The problems with the FBI's iOS demand are manifold. Basically, whoever has this backdoor could do anything with any iPhone on the planet. Get all the data on it, including sensitive material like your texts or your health information. Track your location. Listen to you via the microphone. And even if you think the feds should have this capacity, and the capacity to do it without a warrant, there is simply no way to guarantee they would be the only ones with it. Hackers find overlooked backdoors all the time. What happens when China hacks President Cruz's iPhone and listens in on Oval Office meetings? (If it's President Clinton it's fine; China already has her email. Rimshot!)

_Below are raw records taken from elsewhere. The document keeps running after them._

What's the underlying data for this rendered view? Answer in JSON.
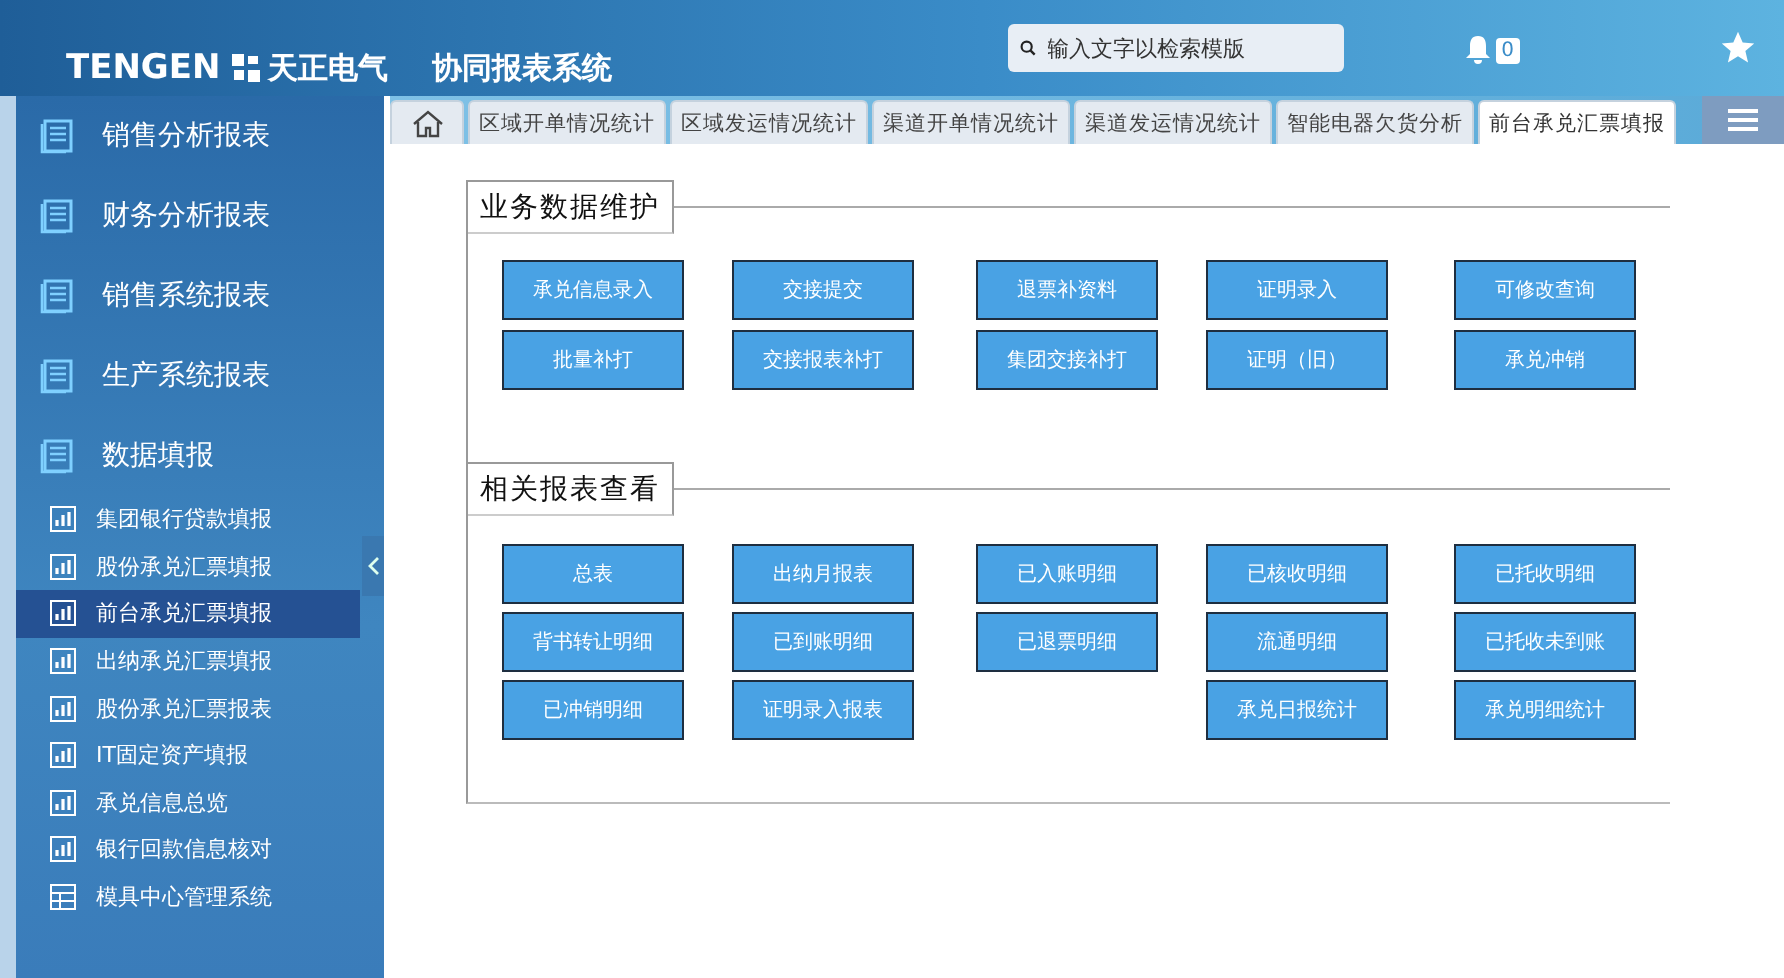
{
  "header": {
    "brand": "TENGEN",
    "brand_cn": "天正电气",
    "title": "协同报表系统",
    "search": {
      "placeholder": "输入文字以检索模版"
    },
    "notifications": "0"
  },
  "sidebar": {
    "items": [
      {
        "label": "销售分析报表",
        "kind": "group"
      },
      {
        "label": "财务分析报表",
        "kind": "group"
      },
      {
        "label": "销售系统报表",
        "kind": "group"
      },
      {
        "label": "生产系统报表",
        "kind": "group"
      },
      {
        "label": "数据填报",
        "kind": "group",
        "children": [
          {
            "label": "集团银行贷款填报",
            "kind": "report",
            "selected": false
          },
          {
            "label": "股份承兑汇票填报",
            "kind": "report",
            "selected": false
          },
          {
            "label": "前台承兑汇票填报",
            "kind": "report",
            "selected": true
          },
          {
            "label": "出纳承兑汇票填报",
            "kind": "report",
            "selected": false
          },
          {
            "label": "股份承兑汇票报表",
            "kind": "report",
            "selected": false
          },
          {
            "label": "IT固定资产填报",
            "kind": "report",
            "selected": false
          },
          {
            "label": "承兑信息总览",
            "kind": "report",
            "selected": false
          },
          {
            "label": "银行回款信息核对",
            "kind": "report",
            "selected": false
          },
          {
            "label": "模具中心管理系统",
            "kind": "system",
            "selected": false
          }
        ]
      }
    ]
  },
  "tabs": [
    {
      "label": "区域开单情况统计",
      "selected": false
    },
    {
      "label": "区域发运情况统计",
      "selected": false
    },
    {
      "label": "渠道开单情况统计",
      "selected": false
    },
    {
      "label": "渠道发运情况统计",
      "selected": false
    },
    {
      "label": "智能电器欠货分析",
      "selected": false
    },
    {
      "label": "前台承兑汇票填报",
      "selected": true
    }
  ],
  "sections": [
    {
      "title": "业务数据维护",
      "rows": [
        [
          "承兑信息录入",
          "交接提交",
          "退票补资料",
          "证明录入",
          "可修改查询"
        ],
        [
          "批量补打",
          "交接报表补打",
          "集团交接补打",
          "证明（旧）",
          "承兑冲销"
        ]
      ]
    },
    {
      "title": "相关报表查看",
      "rows": [
        [
          "总表",
          "出纳月报表",
          "已入账明细",
          "已核收明细",
          "已托收明细"
        ],
        [
          "背书转让明细",
          "已到账明细",
          "已退票明细",
          "流通明细",
          "已托收未到账"
        ],
        [
          "已冲销明细",
          "证明录入报表",
          null,
          "承兑日报统计",
          "承兑明细统计"
        ]
      ]
    }
  ]
}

Regardless of your views on civil liberties, a universal backdoor inside one of the most popular operating systems in the world is, for technological reasons, an atrocious idea. The security risks are enormous. It's no surprise that Mike Lee, one of the most conservative senators (and one of the very best), has come out against the idea.
But Tim Cook didn't have to do this. Apple is now probably going to end up with a lawsuit. And it's going to have to have some unpleasant conversations with the government behind closed doors. Apple could have just complied with the FBI's request. And the downsides for Apple would have been small. Apple is now a mass-market company, and most people take something of an ignorance-is-bliss attitude toward mass surveillance.
And, anyway, Apple could have said it had no choice. Since many in the media (like yours truly!) are opposed to mass surveillance, the company probably gets a small PR boost from this very public refusal, but that's nothing compared to the annoyance of having to deal with a fight with the feds. Countless companies have cooperated beyond legal requirements with government surveillance requests for these reasons, and others like it. It's just so difficult to refuse do to what the government asks.
What's fascinating about this case is that Tim Cook's decision is directly related to Apple culture. At Apple Cook and his senior management work in an environment where defending civil liberties, and technological liberties, is an important value. And Apple's founder, Steve Jobs, instilled a workplace where Apple perpetuated values beyond company profits — mostly values having to do with design rather than legal issues or politics, but values nonetheless.
This is the power of culture, whether national, international, or corporate. The stories we tell ourselves and the rituals we practice help shape our lives and influence our decisions. It is often thought that preserving civil liberties is a matter of having the right laws, and that is certainly important, but politics is downstream from culture. What helps laws matter, and what allows us to interpret and alter our laws, is culture, the social and personal environment that narrates our lives and our goals. If we want strong civil liberties — and if we want a flourishing civilization — we need to pay attention to cultural values, and not just laws.